On the crop body, supplement the 10-18 with a 16-35, 24-70, or 24-105, and boom, you're set for all those walkaround FLs.


----------



## ahsanford (Nov 1, 2017)

Talys said:


> On the crop body, supplement the 10-18 with a 16-35, 24-70, or 24-105, and boom, you're set for all those walkaround FLs.



Agree, but most crop users probably don't enjoy the prospect of plunking down $2k+ to slap oversized image circle glass on a crop body just to get the constant aperture standard zoom.

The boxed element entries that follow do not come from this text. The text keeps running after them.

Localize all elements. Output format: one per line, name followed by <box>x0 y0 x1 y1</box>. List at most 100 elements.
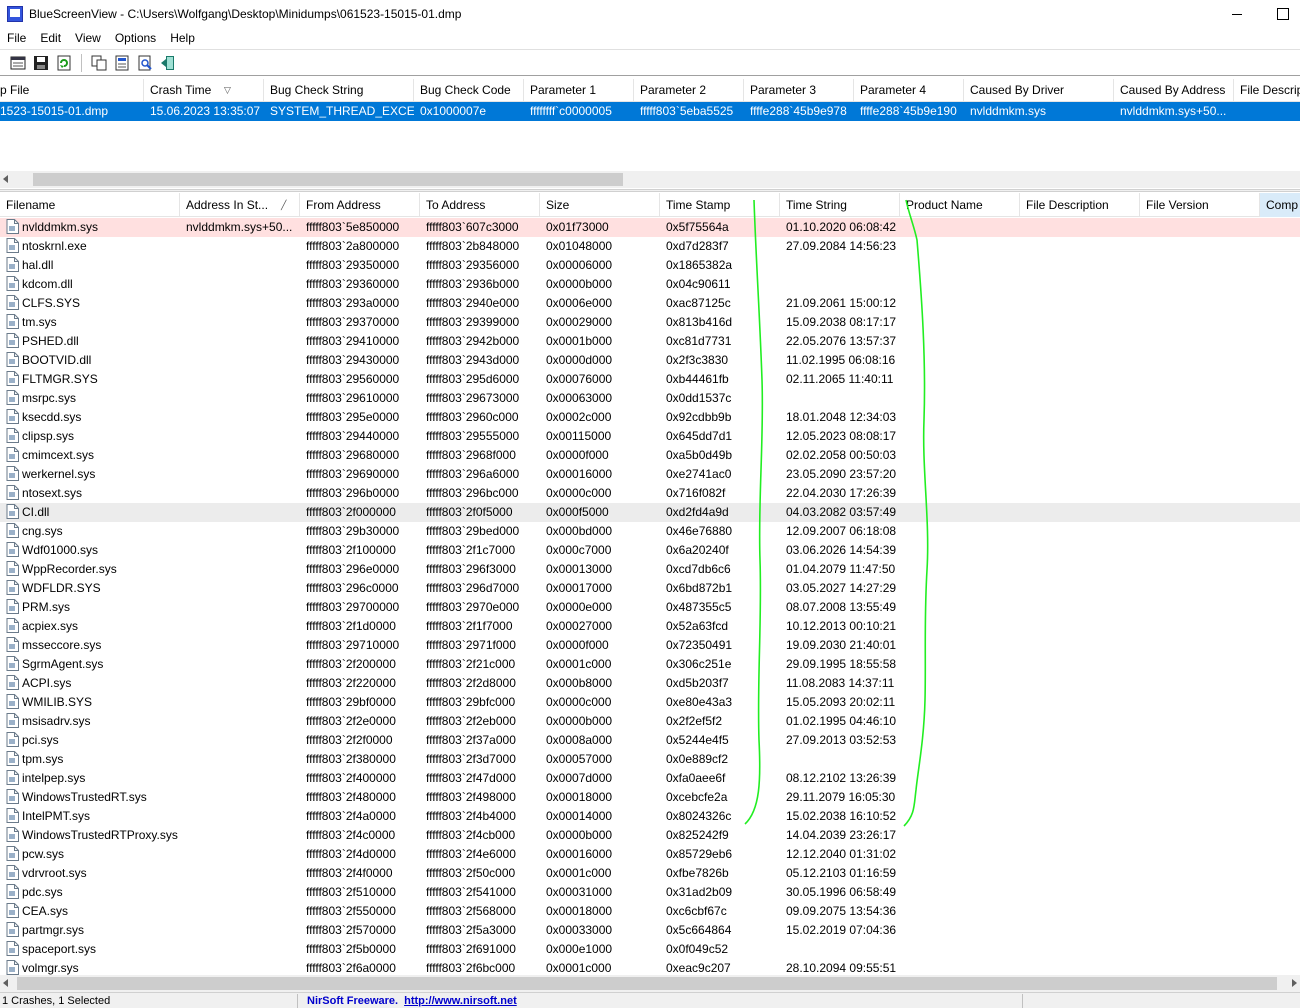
driver-row[interactable]: ntoskrnl.exe fffff803`2a800000 fffff803`2b… <box>0 237 1300 256</box>
menu-view[interactable]: View <box>68 31 108 45</box>
col-to-address[interactable]: To Address <box>420 193 540 217</box>
driver-row[interactable]: cng.sys fffff803`29b30000 fffff803`29bed00… <box>0 522 1300 541</box>
col-bug-check-string[interactable]: Bug Check String <box>264 79 414 102</box>
cell-from-address: fffff803`29360000 <box>306 277 400 291</box>
col-caused-by-driver[interactable]: Caused By Driver <box>964 79 1114 102</box>
driver-row[interactable]: pcw.sys fffff803`2f4d0000 fffff803`2f4e600… <box>0 845 1300 864</box>
col-company[interactable]: Comp <box>1260 193 1300 217</box>
col-dump-file[interactable]: p File <box>0 79 144 102</box>
col-file-version[interactable]: File Version <box>1140 193 1260 217</box>
driver-row[interactable]: WDFLDR.SYS fffff803`296c0000 fffff803`296d… <box>0 579 1300 598</box>
col-filename[interactable]: Filename <box>0 193 180 217</box>
driver-row[interactable]: msseccore.sys fffff803`29710000 fffff803`2… <box>0 636 1300 655</box>
driver-row[interactable]: msrpc.sys fffff803`29610000 fffff803`29673… <box>0 389 1300 408</box>
cell-to-address: fffff803`2971f000 <box>426 638 516 652</box>
minimize-button[interactable] <box>1214 0 1260 28</box>
col-size[interactable]: Size <box>540 193 660 217</box>
driver-row[interactable]: PSHED.dll fffff803`29410000 fffff803`2942b… <box>0 332 1300 351</box>
lower-horizontal-scrollbar[interactable] <box>0 975 1300 992</box>
driver-row[interactable]: partmgr.sys fffff803`2f570000 fffff803`2f5… <box>0 921 1300 940</box>
driver-row[interactable]: nvlddmkm.sys nvlddmkm.sys+50... fffff803`5… <box>0 218 1300 237</box>
crash-dump-row[interactable]: 1523-15015-01.dmp 15.06.2023 13:35:07 SY… <box>0 102 1300 121</box>
col-parameter-1[interactable]: Parameter 1 <box>524 79 634 102</box>
driver-row[interactable]: werkernel.sys fffff803`29690000 fffff803`2… <box>0 465 1300 484</box>
col-parameter-2[interactable]: Parameter 2 <box>634 79 744 102</box>
driver-row[interactable]: vdrvroot.sys fffff803`2f4f0000 fffff803`2f… <box>0 864 1300 883</box>
driver-row[interactable]: cmimcext.sys fffff803`29680000 fffff803`29… <box>0 446 1300 465</box>
driver-row[interactable]: CEA.sys fffff803`2f550000 fffff803`2f56800… <box>0 902 1300 921</box>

EF-S currently has four buckets of first party options for a standard zoom:

1) Kit 18-55
2) $300-ish: 17-85 IS USM
3) $600-800ish: 17-55 f/2.8 IS USM, 18-135 IS Nano USM, 15-85 IS USM)
4) $750-1K f/4L UWA zoom (16-35, 17-40, etc.)

It's a nice smattering of options, but (a) only one gets you down to 15mm crop / 24 mm FF and (b) some of the crop-specific options in (2) and (3) are getting on in years.

I don't think a 17-55 f/2.8 IS will happen again for reasons I mentioned before, but I would argue the second bucket could use a refresh, perhaps a a 15-45 f/4 IS STM for $399 or nano USM for $549. It would be a nice but not _too_ nice option as a proper 24-70 offering in crop.

- A


----------



## haggie (Nov 1, 2017)

Thanks for your replies.

I have the 15-85 USM and as I wrote; I'm very happy with that. 
I'm also very happy with the results of the 10-18mm IF they are in focus. But a little too often they are not as a result of circumstances beyond the lens itself (which I described above). So I do want another lens, because my 10-18mm lens with its good IQ is fantastic, but useless if the photo turns out to be unsharp....

It is a pitty that apparently Canon prefers to manipulate customers. Not making lenses that may be in demand because buyers might actually enjoy those, and therefore not switch to FF, can even be interpreted as contempt. 

I guess this all means I will have to look for a non-Canon lens then. I'm in no particular hurry, so i will take my time to compare the new Tamron 10-24, the Sigma 10-20 and hopefully its replacement that _ajfotofilmagem_ mentioned that might come soon. And I also saw that Tokina has an 11-16mm that has specs that look good.


----------